Synthetic biology ultimately represents the full promise of genetic engineering and biomedicine combined. With this comes all of the possible concerns related to the safety of the resulting therapies and procedures and the ethical dilemmas inherent in such a world-changing field. For every credible research lab — in the quest for disease cures and anti-aging therapeutics — there are likely covert or clandestine labs with selfish or sinister aims that might be dabbling in the dark waters of eugenics or biological terrorism.

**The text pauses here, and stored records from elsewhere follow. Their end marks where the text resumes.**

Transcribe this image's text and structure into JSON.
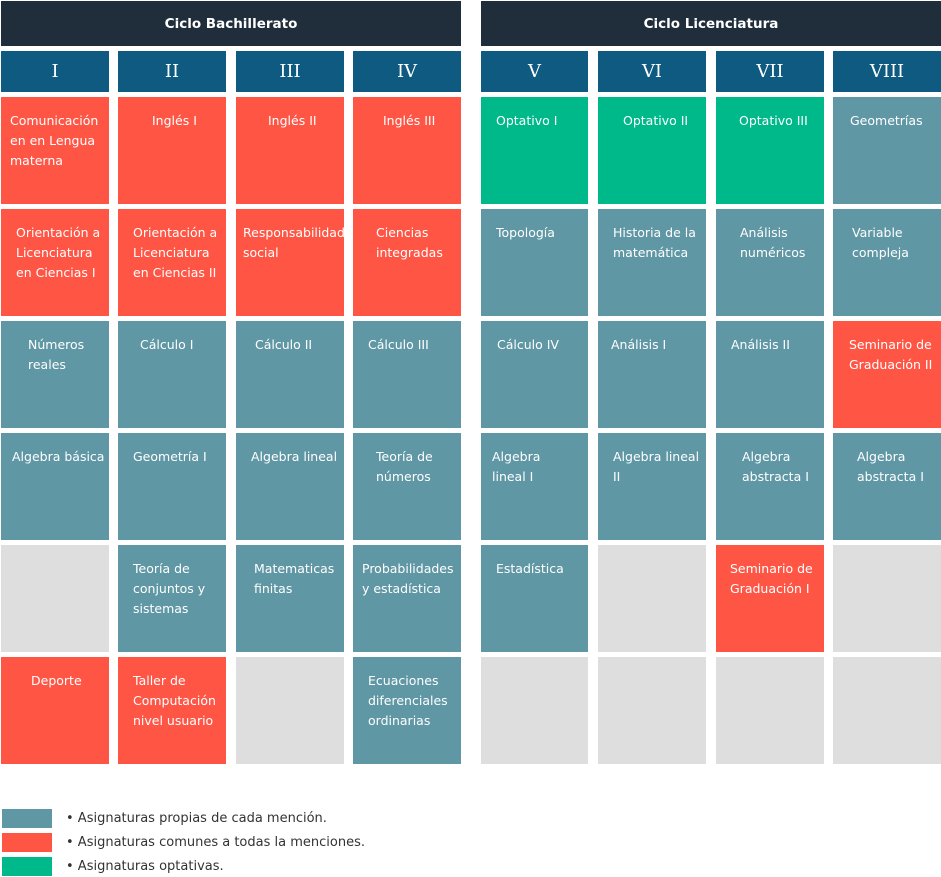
{
  "cycles": {
    "bachillerato": "Ciclo Bachillerato",
    "licenciatura": "Ciclo Licenciatura"
  },
  "semesters": [
    "I",
    "II",
    "III",
    "IV",
    "V",
    "VI",
    "VII",
    "VIII"
  ],
  "colors": {
    "header": "#1f2e3a",
    "semester": "#0f5a80",
    "propia": "#5f97a5",
    "comun": "#fe5545",
    "optativa": "#00b98a",
    "empty": "#dedede"
  },
  "grid": [
    [
      {
        "text": "Comunicación\nen en Lengua\nmaterna",
        "type": "comun"
      },
      {
        "text": "Inglés I",
        "type": "comun"
      },
      {
        "text": "Inglés II",
        "type": "comun"
      },
      {
        "text": "Inglés III",
        "type": "comun"
      },
      {
        "text": "Optativo I",
        "type": "optativa"
      },
      {
        "text": "Optativo II",
        "type": "optativa"
      },
      {
        "text": "Optativo III",
        "type": "optativa"
      },
      {
        "text": "Geometrías",
        "type": "propia"
      }
    ],
    [
      {
        "text": "Orientación a\nLicenciatura\nen Ciencias I",
        "type": "comun"
      },
      {
        "text": "Orientación a\nLicenciatura\nen Ciencias II",
        "type": "comun"
      },
      {
        "text": "Responsabilidad\nsocial",
        "type": "comun"
      },
      {
        "text": "Ciencias\nintegradas",
        "type": "comun"
      },
      {
        "text": "Topología",
        "type": "propia"
      },
      {
        "text": "Historia de la\nmatemática",
        "type": "propia"
      },
      {
        "text": "Análisis\nnuméricos",
        "type": "propia"
      },
      {
        "text": "Variable\ncompleja",
        "type": "propia"
      }
    ],
    [
      {
        "text": "Números\nreales",
        "type": "propia"
      },
      {
        "text": "Cálculo I",
        "type": "propia"
      },
      {
        "text": "Cálculo II",
        "type": "propia"
      },
      {
        "text": "Cálculo III",
        "type": "propia"
      },
      {
        "text": "Cálculo IV",
        "type": "propia"
      },
      {
        "text": "Análisis I",
        "type": "propia"
      },
      {
        "text": "Análisis II",
        "type": "propia"
      },
      {
        "text": "Seminario de\nGraduación II",
        "type": "comun"
      }
    ],
    [
      {
        "text": "Algebra básica",
        "type": "propia"
      },
      {
        "text": "Geometría I",
        "type": "propia"
      },
      {
        "text": "Algebra lineal",
        "type": "propia"
      },
      {
        "text": "Teoría de\nnúmeros",
        "type": "propia"
      },
      {
        "text": "Algebra\nlineal I",
        "type": "propia"
      },
      {
        "text": "Algebra lineal\nII",
        "type": "propia"
      },
      {
        "text": "Algebra\nabstracta I",
        "type": "propia"
      },
      {
        "text": "Algebra\nabstracta I",
        "type": "propia"
      }
    ],
    [
      {
        "text": "",
        "type": "empty"
      },
      {
        "text": "Teoría de\nconjuntos y\nsistemas",
        "type": "propia"
      },
      {
        "text": "Matematicas\nfinitas",
        "type": "propia"
      },
      {
        "text": "Probabilidades\ny estadística",
        "type": "propia"
      },
      {
        "text": "Estadística",
        "type": "propia"
      },
      {
        "text": "",
        "type": "empty"
      },
      {
        "text": "Seminario de\nGraduación I",
        "type": "comun"
      },
      {
        "text": "",
        "type": "empty"
      }
    ],
    [
      {
        "text": "Deporte",
        "type": "comun"
      },
      {
        "text": "Taller de\nComputación\nnivel usuario",
        "type": "comun"
      },
      {
        "text": "",
        "type": "empty"
      },
      {
        "text": "Ecuaciones\ndiferenciales\nordinarias",
        "type": "propia"
      },
      {
        "text": "",
        "type": "empty"
      },
      {
        "text": "",
        "type": "empty"
      },
      {
        "text": "",
        "type": "empty"
      },
      {
        "text": "",
        "type": "empty"
      }
    ]
  ],
  "legend": [
    {
      "text": "• Asignaturas propias de cada mención.",
      "type": "propia"
    },
    {
      "text": "• Asignaturas comunes a todas la menciones.",
      "type": "comun"
    },
    {
      "text": "• Asignaturas optativas.",
      "type": "optativa"
    }
  ]
}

One way to help combat synthetic biology research’s shady side is to provide more support to those who work in the light. Institutions of higher learning and science-minded organizations need to give time and energy and drum up financial support via any nonprofit arms they may bring to bear. Venture funds with vision need to step forward to help startups and founders with powerful ideas get the funding and leadership to grow. One of these funds is SP8CEVC, run by partners Capt. Franz Almeida and Junaid Mian, RPh. Their vision fuses the intersection of human longevity research with the emerging space economy and the realization that living and working in space will require humans to be protected by a biomedical technology level never before seen — a goal that only synthetic biology can achieve.
Envision a not-so-distant future in which a 90-year-old astronaut, still in the prime of her life, is the first human to set foot on a planet in another solar system.